July 28 (Bloomberg) -- A Federal Deposit Insurance Corp. advisory warning banks to be vigilant about processing payments for fraudulent merchants has been revised after an outcry by Republican lawmakers that it targeted legitimate businesses.
The U.S. regulator said it eliminated from the advisory a list of examples of risky merchant categories that “led to misunderstandings” about how it’s supervising banks’ ties to third-party payment providers.

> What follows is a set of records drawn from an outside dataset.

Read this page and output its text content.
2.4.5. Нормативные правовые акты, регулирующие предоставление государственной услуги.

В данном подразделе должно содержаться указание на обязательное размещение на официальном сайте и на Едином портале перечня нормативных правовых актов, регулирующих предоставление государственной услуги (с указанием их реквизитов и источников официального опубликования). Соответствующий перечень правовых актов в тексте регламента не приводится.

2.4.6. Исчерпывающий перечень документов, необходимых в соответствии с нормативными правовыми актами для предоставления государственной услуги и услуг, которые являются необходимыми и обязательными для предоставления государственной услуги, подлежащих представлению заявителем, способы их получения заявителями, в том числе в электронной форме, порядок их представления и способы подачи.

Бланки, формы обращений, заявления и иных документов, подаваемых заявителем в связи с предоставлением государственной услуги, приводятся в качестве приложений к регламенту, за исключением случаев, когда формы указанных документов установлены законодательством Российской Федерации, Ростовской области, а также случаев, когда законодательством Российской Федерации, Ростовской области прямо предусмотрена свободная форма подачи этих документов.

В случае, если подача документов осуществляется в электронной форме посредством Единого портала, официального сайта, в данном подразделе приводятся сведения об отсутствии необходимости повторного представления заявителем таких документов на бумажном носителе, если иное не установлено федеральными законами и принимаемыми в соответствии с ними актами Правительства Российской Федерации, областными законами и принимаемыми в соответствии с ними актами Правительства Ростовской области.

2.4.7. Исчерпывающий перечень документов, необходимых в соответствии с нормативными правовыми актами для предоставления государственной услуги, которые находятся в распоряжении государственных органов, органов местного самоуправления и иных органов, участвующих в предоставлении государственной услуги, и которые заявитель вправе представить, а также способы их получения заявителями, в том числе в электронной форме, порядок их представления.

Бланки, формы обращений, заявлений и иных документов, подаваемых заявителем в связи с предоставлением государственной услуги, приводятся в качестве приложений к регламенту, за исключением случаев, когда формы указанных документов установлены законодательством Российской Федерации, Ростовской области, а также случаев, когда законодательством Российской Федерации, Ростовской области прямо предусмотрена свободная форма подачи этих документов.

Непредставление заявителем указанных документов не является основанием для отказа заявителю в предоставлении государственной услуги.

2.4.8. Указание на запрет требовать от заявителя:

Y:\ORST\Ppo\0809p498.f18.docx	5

The agency said in a statement today that it never meant to ban banks from doing business with the types of merchants on its list.
“Those that are operating with the appropriate systems and controls will not be criticized for providing payment processing services to businesses operating in compliance with applicable law,” the agency said in its updated industry guidelines, revising a document issued in September.
The FDIC has been aiding a Department of Justice probe known as Operation Choke Point, which is intended to combat fraud by businesses such as payday lenders and online gambling sites by cutting off their access to payment systems. The effort has drawn criticism from Republican lawmakers and industry groups that say the Justice Department and banking regulators are squeezing legitimate businesses.
Richard J. Osterman Jr., the FDIC’s acting general counsel, said in a July 15 hearing that the list was meant to instruct banks on where to focus their due diligence. He said that banks and third-party payment processors obeying the law “have nothing to be concerned about.”